Les bannis de la République

par olivier cabanel
samedi 3 avril 2010

On finira par croire qu’étymologiquement, les banlieues sont des lieux mis au ban de la République, et pourtant l’origine du mot banlieue est très différente.

En effet « Banlieue » vient du mot Ban, qui est tout simplement le « territoire soumis à la juridiction du seigneur ».

Le mot « banal » a d’ailleurs la même racine : il vient du four à pain collectif, celui qui dépendait du ban, et comme il était utilisé par tous, c’était un four banal. lien

Quant aux forbans, c’étaient ceux qui étaient chassés du ban, bannis, indignes de la bannière (le drapeau du ban).

Ce qui est moins banal, c’est la situation de la Banlieue parisienne.

Elle est devenue une banlieue bannie, chassée du ban, et remplie de forbans.

Pourtant, ces banlieues n’ont pas toutes le même destin si l’on compare celui de Clichy sous Bois à celui de Neuilly sur Seine.

Dans cette ville, la loi SRU n’est pas respectée, puisque les logements sociaux ne sont que 3,2 %, bien loin des 20% réclamés par la loi. lien

Le maire de Neuilly a beau se défendre évoquant le manque de terrain pour arriver au quota des 20%, il trouve toujours du terrain pour d’autres constructions.

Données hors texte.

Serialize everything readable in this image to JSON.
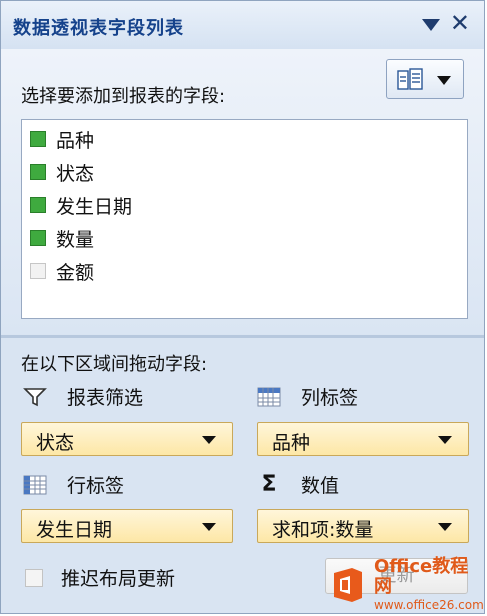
{
  "title": "数据透视表字段列表",
  "prompt": "选择要添加到报表的字段:",
  "fields": [
    {
      "label": "品种",
      "checked": true
    },
    {
      "label": "状态",
      "checked": true
    },
    {
      "label": "发生日期",
      "checked": true
    },
    {
      "label": "数量",
      "checked": true
    },
    {
      "label": "金额",
      "checked": false
    }
  ],
  "drag_prompt": "在以下区域间拖动字段:",
  "areas": {
    "filter": {
      "label": "报表筛选",
      "value": "状态",
      "icon": "filter-icon"
    },
    "columns": {
      "label": "列标签",
      "value": "品种",
      "icon": "column-grid-icon"
    },
    "rows": {
      "label": "行标签",
      "value": "发生日期",
      "icon": "row-grid-icon"
    },
    "values": {
      "label": "数值",
      "value": "求和项:数量",
      "icon": "sigma-icon"
    }
  },
  "defer_label": "推迟布局更新",
  "update_label": "更新",
  "watermark": {
    "main": "Office教程网",
    "sub": "www.office26.com"
  },
  "colors": {
    "title": "#15428b",
    "checked": "#3faa3f",
    "panel": "#d9e4f2",
    "combo": "#fde7a6"
  }
}
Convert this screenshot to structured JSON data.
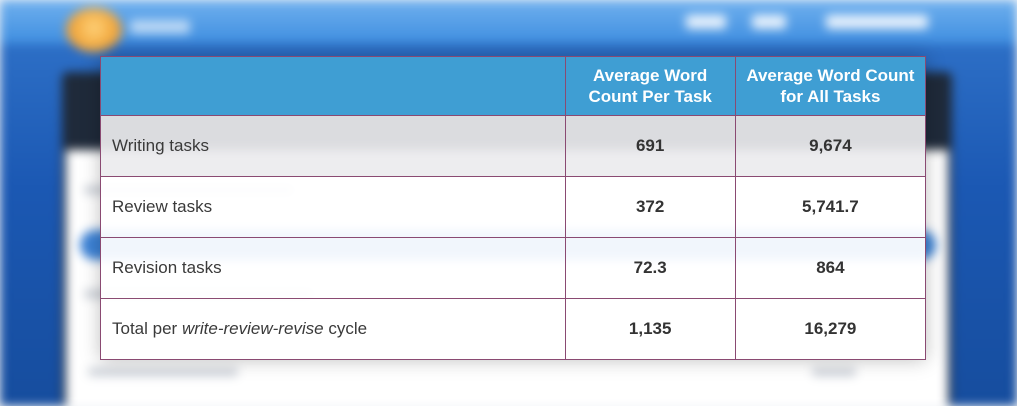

Mais est-ce une bonne idée de regrouper dans les mêmes lieux des gens de la même classe sociale, portée par l’idée qu’une solidarité de classe s’y fasse ?

Aujourd’hui, on constate que ceux qui se sortent de la galère, prennent comme première décision de quitter la banlieue, et les places sont prises par d’autres encore plus pauvres qu’eux.

Nos urbanistes, architectes, et décideurs ont donc choisi la mauvaise option.

Il serait manifestement plus intelligent d’éparpiller la misère, plutôt que de la rassembler dans une même zone.

Selon l’O.N.Z.U.S, (observatoire national des zones urbaines sensibles) un tiers des habitants y vivent sous le seuil de pauvreté.

Des records de chômage y sont battus avec 42% pour les hommes de moins de 25 ans.

Dans les années 80, la gauche, alors au pouvoir, avait mis en place ce qui s’appelait la « politique des grands frères »

Cette politique, abandonnée par la droite sarkozyste, critiquée par Rachida Dati, avait pourtant de nombreux avantages. lien

Thierry Mandon, maire PS de Ris Orangis la définissait ainsi :

« ça consistait à choisir des jeunes adultes, disons à la vingtaine d’année dont on pensait qu’ils auraient plus d’influence sur les gamins de douze/seize ans pour qu’ils ne fassent pas de bêtises, ils avaient l’autorité que les pères de familles n’avaient plus. »

Aujourd’hui, pour Luc Bronner, journaliste d’investigation, et prix Albert Londres, la situation est perdue.

Il explique dans son dernier livre (« la loi du ghetto » chez Calman Levy).pourquoi ce qui se passe aujourd’hui dans nos banlieues relève d’un processus que désormais rien n’arrêtera. lien

Il était sur France Culture ce mercredi 31 mars.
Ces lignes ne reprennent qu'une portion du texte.